Musk tweeted in March that Tesla was scouting locations for a so-called “Cybertruck Gigafactory.” Musk said, at the time, that the factory would be located in the central part of the U.S. and would be used to produce Model Y crossovers for the East Coast market as well as the cybertruck.

Not long after the tweets, TechCrunch learned that Tesla was eyeing Nashville and had been in talks with officials there. Tesla informed Nashville officials this week that the city is out of the running for its gigafactory location, according to one source.

An email was sent to Tesla requesting comment. The article will be updated if Tesla responds.

Tulsa Mayor G.T. Bynum’s office issued a statement neither confirms nor denies the talks.

“While I can not comment on potential projects, it is clear that Tesla and Tulsa were forged in the same spirit,” Bynum said in an emailed statement. “Both founded by pioneers who dreamt big and made it happen. Both trying to change the world with a new kind of energy. Both investing big in what matters most: people. Tulsa is a city that doesn’t stifle entrepreneurs – we revere them. And as Tesla continues to rapidly change transportation all around the world, I can’t imagine a better place for them to further that important work than Green Country.”

This next gigafactory, wherever it is located, will likely be larger and produce multiple products, CFO Zachary Kirkhorn said during the same April 29 call.

“That’s under a belief that there’s significant efficiencies by having as much as possible and similar product lines under the same roof and as much vertical integration as possible all in one facility,” Kirkhorn said.

Musk has referred to these as future plants as “tera” factories — a nod to terawatt, or more specifically a terawatt-hour of battery capacity. The company’s first “gigafactory” is in Sparks, Nevada. The massive structure, which has surpassed. 1.9 million square feet, is where Tesla produces battery packs and electric motors for its Model 3 vehicles. The company has a joint venture with Panasonic,  which is making the lithium-ion cells.

Tesla dubbed the Sparks plant a “gigafactory” because the company said at the time it would be capable of producing 35 gigawatt-hours per year of battery cells.

Tesla assembles its Model S, Model X and Model 3 vehicles in Fremont, Calif. at a factory that was once home to GM and Toyota’s New United Motor Manufacturing Inc (NUMMI) operation. Tesla acquired the factory in 2010. The first Model S was produced at the factory in June 2012.

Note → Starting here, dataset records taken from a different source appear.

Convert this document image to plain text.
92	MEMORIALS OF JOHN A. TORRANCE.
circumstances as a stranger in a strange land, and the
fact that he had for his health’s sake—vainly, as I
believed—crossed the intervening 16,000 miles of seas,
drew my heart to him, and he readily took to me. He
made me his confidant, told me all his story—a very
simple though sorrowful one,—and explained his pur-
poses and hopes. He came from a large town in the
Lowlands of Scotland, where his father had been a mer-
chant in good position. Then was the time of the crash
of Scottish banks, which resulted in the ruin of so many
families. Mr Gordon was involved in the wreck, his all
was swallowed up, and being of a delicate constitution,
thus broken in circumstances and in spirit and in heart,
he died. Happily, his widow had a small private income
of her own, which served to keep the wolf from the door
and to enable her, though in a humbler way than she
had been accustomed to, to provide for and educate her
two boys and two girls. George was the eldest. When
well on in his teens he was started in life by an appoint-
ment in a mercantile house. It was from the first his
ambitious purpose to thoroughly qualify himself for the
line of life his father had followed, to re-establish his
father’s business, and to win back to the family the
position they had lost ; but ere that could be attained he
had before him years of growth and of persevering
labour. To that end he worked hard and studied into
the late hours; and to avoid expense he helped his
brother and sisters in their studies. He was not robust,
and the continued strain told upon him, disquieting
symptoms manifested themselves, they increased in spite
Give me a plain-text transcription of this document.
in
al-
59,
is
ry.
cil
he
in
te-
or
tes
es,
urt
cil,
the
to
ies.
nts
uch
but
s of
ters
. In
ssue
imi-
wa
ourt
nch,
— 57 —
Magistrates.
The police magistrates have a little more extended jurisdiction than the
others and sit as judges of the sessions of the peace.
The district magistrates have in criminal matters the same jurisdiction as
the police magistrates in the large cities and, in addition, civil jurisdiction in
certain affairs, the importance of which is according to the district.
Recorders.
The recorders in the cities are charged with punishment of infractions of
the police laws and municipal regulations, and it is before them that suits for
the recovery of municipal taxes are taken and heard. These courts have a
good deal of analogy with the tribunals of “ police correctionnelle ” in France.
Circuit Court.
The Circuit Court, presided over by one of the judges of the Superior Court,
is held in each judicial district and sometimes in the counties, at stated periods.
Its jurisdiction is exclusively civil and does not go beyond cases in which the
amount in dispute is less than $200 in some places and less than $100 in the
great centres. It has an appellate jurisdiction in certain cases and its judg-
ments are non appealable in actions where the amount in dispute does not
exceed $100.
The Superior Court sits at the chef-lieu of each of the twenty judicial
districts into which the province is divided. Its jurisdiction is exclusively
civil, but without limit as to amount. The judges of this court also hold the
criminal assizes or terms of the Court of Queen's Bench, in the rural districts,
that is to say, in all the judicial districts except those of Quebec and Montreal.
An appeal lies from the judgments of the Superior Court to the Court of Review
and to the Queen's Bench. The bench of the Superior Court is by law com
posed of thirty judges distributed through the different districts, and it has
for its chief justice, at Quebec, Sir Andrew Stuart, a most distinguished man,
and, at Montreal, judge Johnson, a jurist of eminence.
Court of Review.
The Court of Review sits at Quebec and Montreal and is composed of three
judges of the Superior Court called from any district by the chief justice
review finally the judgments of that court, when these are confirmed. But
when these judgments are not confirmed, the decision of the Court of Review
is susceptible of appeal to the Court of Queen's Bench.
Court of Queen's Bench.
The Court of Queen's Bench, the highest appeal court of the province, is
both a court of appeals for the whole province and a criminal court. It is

“Gigafactory 2” in Buffalo, New York, is where Tesla produces solar cells and modules. The company’s third gigafactory is located in Shanghai, China and started producing the Model 3 late last year. The first deliveries began in early January.

Tesla is now preparing to build another factory near Berlin. Once complete, this German factory will produce the Model 3 and Model Y for the European market.